È di questo avviso anche il politologo Pascal Perrineau che, ospite della trasmissione l’Info du Vrai, ha spiegato che Anne Hidalgo, pur essendo una sindaca uscente, ha rappresentato una novità per l’elettorato: «Queste elezioni mostrano la volatilità di un elettorato che qualcuno potrebbe qualificare come “bourgeoisie bohème” (più o meno l’equivalente dei nostri radical chic, ndr) che gravita tra diverse novità. Nel 2017 la novità era Emmanuel Macron, la novità oggi è una candidata socialista sempre meno “rosa” e sempre più “verde”. Dietro tutto questo c’è una lotta straordinaria tra socialisti e verdi per l’egemonia della sinistra nei prossimi anni».

Anne Hidalgo esce dunque molto rafforzata da questa tornata elettorale, soprattutto per alcune coincidenze fortunate: nel 2024 Parigi ospiterà i giochi olimpici, e nei prossimi anni (la fine è prevista nel 2030), il Grand Paris Express, la nuova metropolitana che collegherà tutte le periferie della capitale, entrerà in funzione. Si tratta di 4 linee di metropolitana che si estenderanno per 200 chilometri e 60 nuove stazioni. Un progetto da più di 20 miliardi di euro che cambierà radicalmente il volto della città, trasformandola da piccolo centro a una metropoli vera e propria sul modello di Londra.

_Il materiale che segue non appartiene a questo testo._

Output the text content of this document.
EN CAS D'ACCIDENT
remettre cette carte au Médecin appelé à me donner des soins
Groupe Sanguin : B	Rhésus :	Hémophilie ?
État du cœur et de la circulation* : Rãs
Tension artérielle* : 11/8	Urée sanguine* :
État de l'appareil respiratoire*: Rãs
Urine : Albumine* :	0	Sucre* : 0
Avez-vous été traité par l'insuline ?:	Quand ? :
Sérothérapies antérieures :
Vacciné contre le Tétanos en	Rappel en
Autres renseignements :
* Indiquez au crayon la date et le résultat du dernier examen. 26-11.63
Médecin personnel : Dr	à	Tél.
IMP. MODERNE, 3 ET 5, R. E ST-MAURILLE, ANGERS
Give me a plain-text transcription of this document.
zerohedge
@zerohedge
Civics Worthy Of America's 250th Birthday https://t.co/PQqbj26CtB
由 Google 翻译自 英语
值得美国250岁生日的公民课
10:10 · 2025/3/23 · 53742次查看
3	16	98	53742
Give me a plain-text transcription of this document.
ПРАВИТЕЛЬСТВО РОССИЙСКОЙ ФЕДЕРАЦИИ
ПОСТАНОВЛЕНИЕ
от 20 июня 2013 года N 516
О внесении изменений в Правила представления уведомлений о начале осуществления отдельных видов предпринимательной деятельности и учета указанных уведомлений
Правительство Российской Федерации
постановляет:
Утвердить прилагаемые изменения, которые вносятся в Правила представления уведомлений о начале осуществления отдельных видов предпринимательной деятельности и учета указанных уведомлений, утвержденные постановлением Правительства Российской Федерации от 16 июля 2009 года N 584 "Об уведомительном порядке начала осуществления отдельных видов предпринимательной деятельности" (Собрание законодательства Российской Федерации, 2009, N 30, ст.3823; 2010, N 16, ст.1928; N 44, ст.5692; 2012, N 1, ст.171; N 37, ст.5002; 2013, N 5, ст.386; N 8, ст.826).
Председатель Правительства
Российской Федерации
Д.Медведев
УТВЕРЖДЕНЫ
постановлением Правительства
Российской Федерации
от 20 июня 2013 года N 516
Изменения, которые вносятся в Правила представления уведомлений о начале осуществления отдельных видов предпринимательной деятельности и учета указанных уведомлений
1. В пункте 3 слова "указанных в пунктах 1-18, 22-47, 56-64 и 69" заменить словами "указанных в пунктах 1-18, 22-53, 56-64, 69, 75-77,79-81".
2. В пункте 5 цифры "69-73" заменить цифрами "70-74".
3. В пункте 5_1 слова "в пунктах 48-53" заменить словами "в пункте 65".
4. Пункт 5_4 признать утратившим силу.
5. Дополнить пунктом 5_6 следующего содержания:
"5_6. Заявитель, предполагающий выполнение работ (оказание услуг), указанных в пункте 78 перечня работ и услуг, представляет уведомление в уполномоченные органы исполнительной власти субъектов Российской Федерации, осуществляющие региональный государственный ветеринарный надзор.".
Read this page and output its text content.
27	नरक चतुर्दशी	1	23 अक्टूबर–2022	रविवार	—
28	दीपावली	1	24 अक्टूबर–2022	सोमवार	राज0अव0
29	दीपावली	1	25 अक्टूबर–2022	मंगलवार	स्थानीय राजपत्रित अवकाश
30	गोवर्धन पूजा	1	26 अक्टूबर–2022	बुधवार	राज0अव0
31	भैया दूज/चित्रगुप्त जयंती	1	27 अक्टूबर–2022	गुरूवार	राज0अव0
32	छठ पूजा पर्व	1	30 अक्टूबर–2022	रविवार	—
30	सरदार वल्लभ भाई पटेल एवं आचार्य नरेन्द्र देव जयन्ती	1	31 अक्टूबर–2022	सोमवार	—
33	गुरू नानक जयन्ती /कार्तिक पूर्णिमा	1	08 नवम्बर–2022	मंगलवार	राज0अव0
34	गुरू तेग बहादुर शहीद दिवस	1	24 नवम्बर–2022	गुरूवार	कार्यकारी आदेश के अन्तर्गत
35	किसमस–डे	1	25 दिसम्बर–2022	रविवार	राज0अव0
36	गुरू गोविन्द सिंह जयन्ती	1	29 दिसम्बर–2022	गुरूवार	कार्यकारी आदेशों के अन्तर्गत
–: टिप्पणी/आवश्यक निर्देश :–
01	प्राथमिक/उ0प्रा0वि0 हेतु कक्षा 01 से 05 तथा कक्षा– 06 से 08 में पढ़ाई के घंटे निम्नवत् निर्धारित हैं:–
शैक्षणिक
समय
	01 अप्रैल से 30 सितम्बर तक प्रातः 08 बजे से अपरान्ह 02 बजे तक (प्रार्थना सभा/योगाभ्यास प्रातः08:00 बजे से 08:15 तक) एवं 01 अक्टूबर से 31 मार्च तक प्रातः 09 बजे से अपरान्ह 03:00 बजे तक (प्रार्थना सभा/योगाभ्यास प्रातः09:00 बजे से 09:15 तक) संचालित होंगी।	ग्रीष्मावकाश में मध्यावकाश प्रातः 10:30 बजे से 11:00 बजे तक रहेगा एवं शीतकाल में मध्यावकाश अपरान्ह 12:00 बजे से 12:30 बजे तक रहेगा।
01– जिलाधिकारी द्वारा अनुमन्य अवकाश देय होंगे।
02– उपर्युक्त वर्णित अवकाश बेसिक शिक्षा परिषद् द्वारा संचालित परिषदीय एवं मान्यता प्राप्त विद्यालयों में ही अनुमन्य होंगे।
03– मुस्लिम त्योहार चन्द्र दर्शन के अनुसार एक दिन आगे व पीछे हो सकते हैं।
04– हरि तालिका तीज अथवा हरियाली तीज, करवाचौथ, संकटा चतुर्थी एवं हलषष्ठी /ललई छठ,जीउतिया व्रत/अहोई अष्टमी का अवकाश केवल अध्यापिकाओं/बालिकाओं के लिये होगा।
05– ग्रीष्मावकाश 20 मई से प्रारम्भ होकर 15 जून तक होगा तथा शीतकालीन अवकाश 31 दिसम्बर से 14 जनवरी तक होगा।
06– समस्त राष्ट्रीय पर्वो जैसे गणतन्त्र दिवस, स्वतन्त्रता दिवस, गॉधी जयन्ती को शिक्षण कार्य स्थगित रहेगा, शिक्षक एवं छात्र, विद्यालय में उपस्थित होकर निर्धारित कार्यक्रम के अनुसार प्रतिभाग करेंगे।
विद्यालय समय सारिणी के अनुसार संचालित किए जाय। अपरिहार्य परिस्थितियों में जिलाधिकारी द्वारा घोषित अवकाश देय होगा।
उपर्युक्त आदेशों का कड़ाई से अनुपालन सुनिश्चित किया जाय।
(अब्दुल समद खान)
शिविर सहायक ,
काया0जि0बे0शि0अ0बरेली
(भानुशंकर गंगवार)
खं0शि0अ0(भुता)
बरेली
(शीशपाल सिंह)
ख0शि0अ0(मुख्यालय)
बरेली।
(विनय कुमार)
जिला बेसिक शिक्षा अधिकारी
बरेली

È difficile immaginare che la sindaca accetti di candidarsi alle presidenziali nel 2022 contro Emmanuel Macron: «Parigi mi riempie», ha detto pochi giorni fa, smentendo la possibilità. Di sicuro però, all’Hotel de Ville il presidente trova una potenziale avversaria politica in grado di metterlo in difficoltà. E di sicuro all’Eliseo questa situazione non piace.